Lubelską specjalnością, i dobrze, stało się organizowanie wystaw wspólnie. To oczywiście w dużej mierze wynika z braku naprawdę dużej powierzchni wystawienniczej z prawdziwego zdarzenia, ale ważne, że kuratorzy nie załamują rąk i umieją się porozumieć.

Retrospektywną wystawę "Mikołaj Smoczyński. Retrospektywnie - W stronę przestrzeni" można było oglądać w Warsztatach Kultury, Galerii Labirynt i Galerii Lipowa 13.

A pod koniec roku w Labiryncie i w galerii lubelskiej Zachęty przy ul. Lipowej oglądaliśmy "Trzy róże", czyli interesujące zestawienie prac trojga, z pozoru różnych artystów: Marii Pinińskiej-Bereś, Maurycego Gomulickiego i Basi Bańdy.

Nie tylko pop

W Lublinie nie brakuje ciekawych projektów z zakresu muzyki poważnej. W ramach ciepło przyjętego przez publiczność cyklu "Harmonie Starego Miasta" koncerty odbywały się nie tylko w Trybunale Koronnym, ale i w Kaplicy Świętej Trójcy na Zamku.

Nie można też zapomnieć o pierwszym w Lublinie wykonaniu "Babiego Jaru" Szostakiewicza, gdy muzyka orkiestry FL została wzbogacona o głosy chórów Kairos i Politechniki Lubelskiej. "Szostakowiczem słuchacze zostali dosłownie wbici w fotele (...)" - napisała recenzentka "Gazety".

I oby 2012 roku było więcej takich koncertów, jak przedświąteczne wykonanie oratorium "Mesjasz" w bazylice dominikanów.

Nie da się oczywiście opisać wszystkiego, bo był też Festiwal Graffiti w Lublinie, czy świetna edycja festiwalu Fiesta Alegr~a... Plus/Minus

Wystawa archeologiczna na Zamku

Muzeum Lubelskie właśnie pracuje nad nowoczesną, multimedialną wystawą archeologiczną. Mają tam być nie tylko eksponaty w gablotach, ale i projekcje wyświetlane na 20 ekranach, także dotykowych. Wernisaż wystawy planowany jest na czerwiec. Miejmy nadzieję, że podsumowując rok 2012 będziemy mogli z czystym sumieniem napisać o tym, jak o jednym z najważniejszych kulturalnych wydarzeń w mieście. A jednocześnie magnesie przyciągajacym turystów.

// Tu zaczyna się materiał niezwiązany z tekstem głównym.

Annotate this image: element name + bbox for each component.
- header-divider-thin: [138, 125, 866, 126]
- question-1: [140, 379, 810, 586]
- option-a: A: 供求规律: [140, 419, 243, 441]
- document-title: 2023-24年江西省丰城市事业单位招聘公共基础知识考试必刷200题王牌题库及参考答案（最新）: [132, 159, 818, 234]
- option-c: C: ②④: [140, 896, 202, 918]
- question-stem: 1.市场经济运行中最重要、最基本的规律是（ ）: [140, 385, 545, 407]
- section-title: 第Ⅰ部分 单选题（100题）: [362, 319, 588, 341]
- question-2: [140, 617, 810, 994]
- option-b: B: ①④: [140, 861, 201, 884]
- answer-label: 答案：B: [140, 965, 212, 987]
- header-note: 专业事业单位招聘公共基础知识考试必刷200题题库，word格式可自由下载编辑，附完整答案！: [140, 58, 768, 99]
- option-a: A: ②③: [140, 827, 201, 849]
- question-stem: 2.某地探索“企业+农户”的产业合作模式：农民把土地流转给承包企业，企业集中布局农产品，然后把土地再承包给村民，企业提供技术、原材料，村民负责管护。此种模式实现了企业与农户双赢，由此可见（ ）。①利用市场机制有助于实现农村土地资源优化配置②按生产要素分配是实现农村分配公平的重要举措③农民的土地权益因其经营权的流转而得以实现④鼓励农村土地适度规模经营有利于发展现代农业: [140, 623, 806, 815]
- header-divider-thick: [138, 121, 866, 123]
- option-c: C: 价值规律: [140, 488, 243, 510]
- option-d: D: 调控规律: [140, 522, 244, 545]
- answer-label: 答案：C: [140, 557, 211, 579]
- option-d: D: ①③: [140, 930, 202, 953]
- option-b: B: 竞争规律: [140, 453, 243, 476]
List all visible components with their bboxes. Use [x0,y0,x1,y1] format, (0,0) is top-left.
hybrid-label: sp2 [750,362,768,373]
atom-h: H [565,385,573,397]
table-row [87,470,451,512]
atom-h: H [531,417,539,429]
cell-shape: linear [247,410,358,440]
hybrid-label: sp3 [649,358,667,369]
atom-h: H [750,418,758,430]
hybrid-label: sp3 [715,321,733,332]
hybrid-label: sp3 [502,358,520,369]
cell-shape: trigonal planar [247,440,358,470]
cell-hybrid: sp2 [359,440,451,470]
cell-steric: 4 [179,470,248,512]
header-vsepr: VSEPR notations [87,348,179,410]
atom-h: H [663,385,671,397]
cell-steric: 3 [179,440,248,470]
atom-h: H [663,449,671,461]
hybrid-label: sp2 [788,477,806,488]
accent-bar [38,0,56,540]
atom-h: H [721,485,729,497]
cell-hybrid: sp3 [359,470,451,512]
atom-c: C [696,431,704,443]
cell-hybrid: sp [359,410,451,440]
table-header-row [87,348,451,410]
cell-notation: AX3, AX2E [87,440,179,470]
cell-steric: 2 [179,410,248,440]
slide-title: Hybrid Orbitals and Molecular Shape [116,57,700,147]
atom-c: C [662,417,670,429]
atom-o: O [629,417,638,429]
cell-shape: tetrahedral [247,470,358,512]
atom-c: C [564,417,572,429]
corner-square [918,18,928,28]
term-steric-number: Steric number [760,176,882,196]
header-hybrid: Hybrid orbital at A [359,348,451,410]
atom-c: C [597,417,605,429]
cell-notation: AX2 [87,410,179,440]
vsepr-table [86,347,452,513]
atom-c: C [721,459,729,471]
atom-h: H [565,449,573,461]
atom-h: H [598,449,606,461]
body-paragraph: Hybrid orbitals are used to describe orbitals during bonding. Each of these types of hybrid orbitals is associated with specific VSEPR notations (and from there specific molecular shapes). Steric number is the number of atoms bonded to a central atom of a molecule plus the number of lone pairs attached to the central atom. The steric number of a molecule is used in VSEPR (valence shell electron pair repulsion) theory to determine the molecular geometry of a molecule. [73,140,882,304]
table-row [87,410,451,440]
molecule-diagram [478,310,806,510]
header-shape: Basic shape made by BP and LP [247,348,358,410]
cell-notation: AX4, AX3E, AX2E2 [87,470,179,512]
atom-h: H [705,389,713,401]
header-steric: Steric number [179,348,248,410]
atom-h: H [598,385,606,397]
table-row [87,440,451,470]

Świetnie, że taka wystawa na Zamku powstaje, a z drugiej strony szkoda, że pozostałe filie Muzeum Lubelskiego nie mogą pochwalić się multimedialnymi ekspozycjami. I od Zamku będzie je dzielić przepaść.

Minusy

Wojna z Tekturą

Eksperci ESK podkreślali, że dużym plusem kandydatury Lublina jest mocne środowisko kultury alternatywnej. Osoby związane z Przestrzenią Inicjatyw Twórczy "Tektura" brały czynny udział w przygotowaniu aplikacji. A kilka miesięcy później, kiedy walka o tytuł Europejskiej Stolicy Kultury stała się już historią, okazało się, że Tektura nie jest już potrzebna i może jej grzecznie podziękować. Nagle miastu zaczęło przeszkadzać, że nie prowadzący komercyjnej działalności klub spóźnia się z płaceniem czynszu, a stan budynku jest nie najlepszy. I najwygodniej byłoby, żeby Tektura, która dla wielu jest solą w oku, na stałe zniknęła ze śródmieścia i na przykład przeniosła się na Kośminek.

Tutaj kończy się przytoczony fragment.